一般的に、擬似乱数を使用する時は一番最初に状態変数の初期値を与えます。初期値には通常自然的に刻々と変化している値(例えば/dev/urandam
の値やtime()
関数の戻り値など)を使い、最初に生成される乱数列が固定されてしまわないようにします。
シレンの乱数発生アルゴリズムの状態変数の初期値も適当にそのような値を与えておけばよいのでしょうか。
必ず避けなければいけない初期値
乱数生成ルーチンを再度見てください。状態変数siren_rng_state
の初期値が0だった場合どうなるでしょうか。32bitの0の並びからどう8bitを取り出しても0ですし、それをいくらシフトしようが、XORを取ろうが0のままです。したがって生成される乱数も0になり、当然ながら次の状態変数の値も0になります。つまり状態変数の初期値が0の場合乱数の値が0で固定されてしまうということです。
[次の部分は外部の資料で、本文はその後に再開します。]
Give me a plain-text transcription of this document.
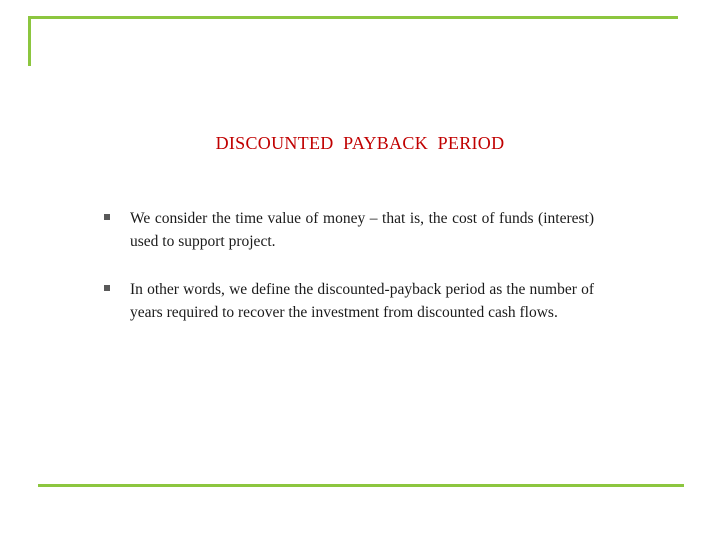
DISCOUNTED  PAYBACK  PERIOD
We consider the time value of money – that is, the cost of funds (interest) used to support project.
In other words, we define the discounted-payback period as the number of years required to recover the investment from discounted cash flows.
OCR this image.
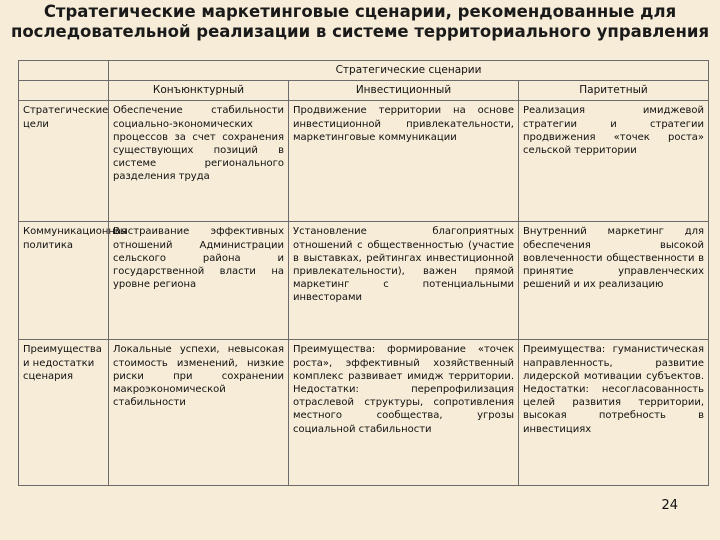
Стратегические маркетинговые сценарии, рекомендованные для
последовательной реализации в системе территориального управления
	Стратегические сценарии		
	Конъюнктурный	Инвестиционный	Паритетный
Стратегические цели	Обеспечение стабильности социально-экономических процессов за счет сохранения существующих позиций в системе регионального разделения труда	Продвижение территории на основе инвестиционной привлекательности, маркетинговые коммуникации	Реализация имиджевой стратегии и стратегии продвижения «точек роста» сельской территории
Коммуникационная политика	Выстраивание эффективных отношений Администрации сельского района и государственной власти на уровне региона	Установление благоприятных отношений с общественностью (участие в выставках, рейтингах инвестиционной привлекательности), важен прямой маркетинг с потенциальными инвесторами	Внутренний маркетинг для обеспечения высокой вовлеченности общественности в принятие управленческих решений и их реализацию
Преимущества и недостатки сценария	Локальные успехи, невысокая стоимость изменений, низкие риски при сохранении макроэкономической стабильности	Преимущества: формирование «точек роста», эффективный хозяйственный комплекс развивает имидж территории. Недостатки: перепрофилизация отраслевой структуры, сопротивления местного сообщества, угрозы социальной стабильности	Преимущества: гуманистическая направленность, развитие лидерской мотивации субъектов. Недостатки: несогласованность целей развития территории, высокая потребность в инвестициях
24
Xorshift(線形帰還シフトレジスタ)のアルゴリズムはシフトとXORしか使用しないので状態変数の全ビットが0の場合こうなることが知られています。したがって状態変数の初期値を決める時には全ビットが0になるのだけは避けるように注意しなければなりません。線形帰還シフトレジスタの一種である風来のシレンの乱数生成アルゴリズムも同様というわけです。
先程状態変数が$n$ビットのXorshift系アルゴリズムは周期が最大$2^n-1$になると書きましたが、この$-1$は状態変数の全ビットが0の場合が含まれないため必然的にそうるわけです。
周期上に現れない状態変数を初期値に選んでよいか
さて、先程シレンの乱数生成アルゴリズムは周期が$2^{31}-1$になる事を実証しました。状態変数の取りうる値は$2^{32}$通りですが、初期値がこの周期に含まれる$2^{31}-1$通りの値のどれかであれば以降状態変数はその$2^{31}-1$通りの値で循環します。初期値が0だった場合は状態変数は0で固定されます。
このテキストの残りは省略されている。